Criticisms laid at UK’s Planning System’s door

In recent months, developers and housebuilders have come under fire for Landbanking – purposely sitting on plots of land without developing them – however Land Agent Aston Meed has defended housebuilders and pointed the finger squarely at the country’s planning system.

Homes booming

Richard Carr Planning Permission Homes

Richard Carr says landbanking isn’t to blame for property crisis

Recent newspaper reports have claimed that developers in the UK own enough land to create more than 600,000 new homes in Britain, which is four times the total of number of houses built in the country last year.

However, Adam Hesse, Land & Planning Director at Aston Mead, was questioned the claims when speaking to the propertyreporter.co.uk.
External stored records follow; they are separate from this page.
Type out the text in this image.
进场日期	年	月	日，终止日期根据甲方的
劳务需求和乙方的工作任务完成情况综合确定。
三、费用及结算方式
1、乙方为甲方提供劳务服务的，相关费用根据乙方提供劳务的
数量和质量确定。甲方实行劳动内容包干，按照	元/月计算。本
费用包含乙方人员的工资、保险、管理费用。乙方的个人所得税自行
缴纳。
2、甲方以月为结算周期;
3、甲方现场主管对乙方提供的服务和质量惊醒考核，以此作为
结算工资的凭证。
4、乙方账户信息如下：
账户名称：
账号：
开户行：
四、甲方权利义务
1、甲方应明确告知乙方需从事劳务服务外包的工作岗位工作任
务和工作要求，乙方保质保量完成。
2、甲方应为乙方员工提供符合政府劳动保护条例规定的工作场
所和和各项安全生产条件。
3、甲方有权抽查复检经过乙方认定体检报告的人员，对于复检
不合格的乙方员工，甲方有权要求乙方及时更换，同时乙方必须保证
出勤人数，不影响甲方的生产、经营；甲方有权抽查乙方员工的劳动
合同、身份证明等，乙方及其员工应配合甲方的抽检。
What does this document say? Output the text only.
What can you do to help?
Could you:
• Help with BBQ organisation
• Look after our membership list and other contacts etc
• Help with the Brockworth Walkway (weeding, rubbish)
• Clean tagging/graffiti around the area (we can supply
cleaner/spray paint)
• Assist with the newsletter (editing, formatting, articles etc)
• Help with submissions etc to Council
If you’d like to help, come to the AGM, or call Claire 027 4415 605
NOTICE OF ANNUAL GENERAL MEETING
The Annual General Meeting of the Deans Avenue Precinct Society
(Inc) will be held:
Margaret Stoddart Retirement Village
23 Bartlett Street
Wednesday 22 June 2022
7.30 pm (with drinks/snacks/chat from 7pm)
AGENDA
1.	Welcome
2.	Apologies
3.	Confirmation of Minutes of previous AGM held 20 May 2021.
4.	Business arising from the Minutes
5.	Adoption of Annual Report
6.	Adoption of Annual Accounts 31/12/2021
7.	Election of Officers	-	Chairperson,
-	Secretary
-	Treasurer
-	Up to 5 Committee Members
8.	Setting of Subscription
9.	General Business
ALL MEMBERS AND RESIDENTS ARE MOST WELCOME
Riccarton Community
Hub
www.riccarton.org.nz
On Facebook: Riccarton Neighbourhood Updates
“Why would houseuilders sit on land when we are in the throes of a building boom following the worst recession in a generation? We deal with all the major developers in the country and they are desperate for land to build on. Any land which comes with planning already in place, the bulldozers very often go in within days of the deal to buy it being completed.

“As well as the likelihood of a hike in interest rates, there is a chance we may have another downturn by the end of the decade. So if I was a developer and had all this land with planning in place, I would be building while the demand was there, while house prices were going up and while interest rates were almost zero. If you aren’t going to build in these current conditions, you never will!”

Planning system flawed

Hesse, like Richard Carr, believes that the country’s planning system is the reason why enough homes aren’t being built and cited the following problems as part of his defence.

  • Council planning departments are understaffed and overstretched, making the process slow and laborious
  • Presumption in favour of sustainable development is being ignored
  • Disharmony in planning departments following large government cuts

Hesse explained further that large affordable housing contributions being demanded by LPAs is the reason why many developers sit on plots of land – as they are simple financially unviable.

Richard Carr heavily supports Hesse’s claims and is a strong believer that development taxes such as CIL and s106 should be removed to encourage developers to go ahead and utilise their land.